Perhaps not surprisingly, mass-market deployment of HBM will present the industry with a number of challenges. This is because 2.5D-packaging technology, along with a silicon interposer, increases manufacturing complexities and cost. In addition, HBM routes thousands of signals (data + control + power/ground) via the interposer to the SoC (for each HBM memory used). Clearly, maximal yields will be critical to making HBM cost effective, especially since there are a number of expensive components being mounted to the interposer, including the SOC and multiple HBM die stacks.
Nevertheless, even with the above-mentioned challenges, the advantage of having – for example – four HBM memory stacks, each with 256Gbytes/sec in close proximity to the CPU, provides both a significant increase in memory density (up to 8Bb per HBM) and bandwidth when compared with existing architectures.
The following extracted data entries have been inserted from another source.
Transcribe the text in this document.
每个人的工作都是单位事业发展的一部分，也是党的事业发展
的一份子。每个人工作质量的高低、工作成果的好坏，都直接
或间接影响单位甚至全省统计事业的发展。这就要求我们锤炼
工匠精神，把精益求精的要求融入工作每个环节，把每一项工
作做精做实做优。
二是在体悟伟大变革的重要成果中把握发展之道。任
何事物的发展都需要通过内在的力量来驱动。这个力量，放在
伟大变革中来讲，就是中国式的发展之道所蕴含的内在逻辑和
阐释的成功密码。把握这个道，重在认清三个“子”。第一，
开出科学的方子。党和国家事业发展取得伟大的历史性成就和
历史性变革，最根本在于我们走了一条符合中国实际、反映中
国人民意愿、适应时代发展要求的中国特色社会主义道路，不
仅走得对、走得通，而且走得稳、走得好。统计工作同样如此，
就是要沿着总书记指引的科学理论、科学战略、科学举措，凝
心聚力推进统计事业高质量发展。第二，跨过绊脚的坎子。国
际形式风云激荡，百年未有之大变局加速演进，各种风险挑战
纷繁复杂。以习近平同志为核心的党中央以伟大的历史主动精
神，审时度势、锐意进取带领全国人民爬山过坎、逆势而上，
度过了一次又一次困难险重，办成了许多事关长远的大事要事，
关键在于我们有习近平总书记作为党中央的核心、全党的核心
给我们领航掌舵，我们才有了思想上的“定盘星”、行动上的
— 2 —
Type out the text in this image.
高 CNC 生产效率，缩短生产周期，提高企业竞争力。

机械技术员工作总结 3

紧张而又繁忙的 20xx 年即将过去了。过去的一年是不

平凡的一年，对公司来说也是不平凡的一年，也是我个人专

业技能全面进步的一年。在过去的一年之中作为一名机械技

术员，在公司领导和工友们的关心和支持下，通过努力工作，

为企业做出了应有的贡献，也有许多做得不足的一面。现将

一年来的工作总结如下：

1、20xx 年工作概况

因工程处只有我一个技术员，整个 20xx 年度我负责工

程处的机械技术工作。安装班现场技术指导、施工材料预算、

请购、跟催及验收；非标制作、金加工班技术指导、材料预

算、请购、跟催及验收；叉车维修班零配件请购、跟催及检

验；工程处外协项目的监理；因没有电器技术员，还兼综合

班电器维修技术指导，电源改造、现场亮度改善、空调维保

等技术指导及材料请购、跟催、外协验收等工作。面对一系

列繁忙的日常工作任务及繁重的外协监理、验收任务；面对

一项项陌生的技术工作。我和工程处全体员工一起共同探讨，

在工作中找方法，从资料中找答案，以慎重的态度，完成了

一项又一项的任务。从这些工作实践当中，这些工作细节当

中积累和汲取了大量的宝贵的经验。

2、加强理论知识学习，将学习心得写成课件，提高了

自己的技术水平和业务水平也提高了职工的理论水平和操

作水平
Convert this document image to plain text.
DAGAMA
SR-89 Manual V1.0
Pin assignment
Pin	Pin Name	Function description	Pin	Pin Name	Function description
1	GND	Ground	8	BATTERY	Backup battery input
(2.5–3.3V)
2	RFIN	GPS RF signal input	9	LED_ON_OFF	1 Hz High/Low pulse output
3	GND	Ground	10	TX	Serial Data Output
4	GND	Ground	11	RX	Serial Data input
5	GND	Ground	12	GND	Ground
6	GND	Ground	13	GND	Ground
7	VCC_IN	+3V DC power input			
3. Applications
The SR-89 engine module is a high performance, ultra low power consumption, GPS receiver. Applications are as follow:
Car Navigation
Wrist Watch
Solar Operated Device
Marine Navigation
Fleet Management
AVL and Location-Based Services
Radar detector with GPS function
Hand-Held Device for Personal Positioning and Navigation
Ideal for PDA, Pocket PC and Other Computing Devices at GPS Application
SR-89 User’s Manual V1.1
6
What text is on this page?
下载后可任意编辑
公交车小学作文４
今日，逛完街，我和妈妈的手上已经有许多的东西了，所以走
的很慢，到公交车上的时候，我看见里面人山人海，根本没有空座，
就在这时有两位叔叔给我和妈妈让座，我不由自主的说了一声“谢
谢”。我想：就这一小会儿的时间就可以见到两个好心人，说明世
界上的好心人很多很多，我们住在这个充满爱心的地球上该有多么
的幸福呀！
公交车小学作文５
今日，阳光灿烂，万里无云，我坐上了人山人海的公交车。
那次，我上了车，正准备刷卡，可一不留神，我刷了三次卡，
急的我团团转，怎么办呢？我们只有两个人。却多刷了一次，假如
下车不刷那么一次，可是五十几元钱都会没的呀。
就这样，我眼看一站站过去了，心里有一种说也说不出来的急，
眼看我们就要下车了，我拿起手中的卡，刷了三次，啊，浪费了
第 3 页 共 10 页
As we look to server requirements over the next five years, it is estimated that the total memory bandwidth will need to increase approximately 33% per year to keep pace with processor improvements. Given this projection, DRAM of all variants should achieve speeds of over 12Gbps by 2020 for optimal performance. Although this figure represents a 4X speed increase over the current DDR4 standard, Rambus Beyond DDR4 silicon has demonstrated that even traditional DRAM signaling still has plenty of headroom for growth and that such speeds – within reasonable power envelopes – are possible. In addition, the first production-ready 3200 Mbps DDR4 PHY recently became available on GlobalFoundries’ 14nm Low Power Plus (LPP) process.
We at Rambus look forward to continuing our collaboration with industry partners and customers on cutting-edge memory technologies and solutions for future servers and data centers.